Btw, your comment about outputs at each step. Are you sure that is correct? I am looking at my code from the Chatbot tutorial that uses packing and I thought the forward pass with padded packing did return everything from every time step:

    def forward(self, input_seq, input_lengths, hidden=None):
        '''
        Given input

        Details:
        Computation Graph:
            Convert word indexes to embeddings.
            Pack padded batch of sequences for RNN module.
            Forward pass through GRU.
            Unpack padding.
            Sum bidirectional GRU outputs.
            Return output and final hidden state.

        :parm torch.Tensor input_seq: padded tensor of indices of the words (max_seq_len, batch_size) e.g. (10, 64)
        :param torch.Tensor input_lengths: tensor with length of each sequence in the batch (batch_size) e.g. (64)
        :param torch.Tensor hidden: initial tensor for the first cell of the RNN/GRU (n_layers*nb_directions, batch_size, hidden_size) or None
        :return torch.Tensor outputs: output of encoder (max_seq_len, batch_size, hidden_dim)
        :return torch.Tensor hidden: final hidden state of encoder (n_layers*nb_directions, batch_size, hidden_size)
        '''
        # Convert word indexes  to embeddings (10,64) -> (10, 64, 500)
        embedded = self.embedding(input_seq) # (max_len, batch_size, embedding_dim=hidden_di) e.g (10,64,500)
        # Pack padded batch of sequences for RNN module (so that the padding isn't processed by the RNN module)
        packed = nn.utils.rnn.pack_padded_sequence(embedded, input_lengths)
        # Forward pass through GRU (but not the padded part cuz its packed)
        outputs, hidden = self.gru(packed, hidden)
        # Unpack padding atfter it was processed correctly
        outputs, _ = nn.utils.rnn.pad_packed_sequence(outputs)
        # Sum bidirectional GRU outputs (just a way to combine the direction, concat is more common)
        outputs = outputs[:, :, :self.hidden_size] + outputs[:, : ,self.hidden_size:]
        # Return output and final hidden state
        st()
        return outputs, hidden

Or are you referring to something else?

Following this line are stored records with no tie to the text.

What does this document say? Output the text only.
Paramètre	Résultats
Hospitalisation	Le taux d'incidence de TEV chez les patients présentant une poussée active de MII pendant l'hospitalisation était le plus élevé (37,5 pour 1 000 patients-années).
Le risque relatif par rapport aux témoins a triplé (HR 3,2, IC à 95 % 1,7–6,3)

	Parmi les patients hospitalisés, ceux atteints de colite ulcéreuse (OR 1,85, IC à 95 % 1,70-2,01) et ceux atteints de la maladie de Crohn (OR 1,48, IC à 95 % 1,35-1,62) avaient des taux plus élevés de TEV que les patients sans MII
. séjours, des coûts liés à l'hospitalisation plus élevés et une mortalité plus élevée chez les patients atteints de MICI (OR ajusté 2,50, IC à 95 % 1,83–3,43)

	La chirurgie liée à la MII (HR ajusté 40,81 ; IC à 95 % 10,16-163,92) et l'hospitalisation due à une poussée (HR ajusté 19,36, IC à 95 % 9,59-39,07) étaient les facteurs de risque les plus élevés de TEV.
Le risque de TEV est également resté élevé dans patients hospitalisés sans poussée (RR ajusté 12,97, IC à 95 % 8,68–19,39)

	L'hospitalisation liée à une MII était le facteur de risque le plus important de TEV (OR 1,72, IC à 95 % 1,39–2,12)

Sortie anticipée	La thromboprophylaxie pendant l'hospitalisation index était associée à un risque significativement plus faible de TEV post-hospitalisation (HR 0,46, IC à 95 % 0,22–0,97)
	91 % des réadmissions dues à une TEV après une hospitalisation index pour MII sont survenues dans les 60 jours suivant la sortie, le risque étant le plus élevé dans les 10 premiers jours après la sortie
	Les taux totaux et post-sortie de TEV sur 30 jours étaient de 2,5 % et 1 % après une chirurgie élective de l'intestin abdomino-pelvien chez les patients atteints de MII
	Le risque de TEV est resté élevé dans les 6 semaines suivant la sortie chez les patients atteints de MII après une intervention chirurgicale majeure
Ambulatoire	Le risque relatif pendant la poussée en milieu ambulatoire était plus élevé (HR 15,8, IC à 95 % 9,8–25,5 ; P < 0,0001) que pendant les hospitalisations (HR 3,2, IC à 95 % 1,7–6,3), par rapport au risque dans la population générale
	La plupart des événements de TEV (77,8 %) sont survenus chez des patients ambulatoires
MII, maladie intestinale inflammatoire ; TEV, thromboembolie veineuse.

Or misunderstood you?

Brando_Miranda · July 10, 2019, 3:22pm

What?! That’s possible? Is it still efficient in GPU?

Brando_Miranda · July 10, 2019, 3:23pm

Well that seems bad. Is there a reason for that? Can it be extended to seq2seq taks?

Thnx so much for ur help Chris!

quora cross-post: what is the difference of bucketing vs packing + padding in Pytorch?

vdw · August 19, 2019, 12:58am

Sure, in principle it can be extended to Seq2Seq tasks…quite easily, I assume. It’s just not obvious how it effects the batch sizes. If you want to ensure that all inputs sequences have the same length (e.g., 12) and all all output sequences have the same length (e.g., 15), the likelihood to have enough item pairs for each existing combinations of lengths might be very low.

On general, for a large dataset, it should be not too bad, I think. One can argue that when an input sequence is of length X, then the length Y of output sequence should mostly be within the range of X. But I haven’t tested it yet. The very few times i dabbled with Seq2Seq models, I’ve used batches of size 1.

lemelech · December 16, 2020, 1:17pm

I don’t see how one would (nor should) control the output lengths in seq2seq, that is supposed to be learned and controlled by the model itself, no?
And you can’t know in advance what output length a model will actually produce, although you might have a desired target length.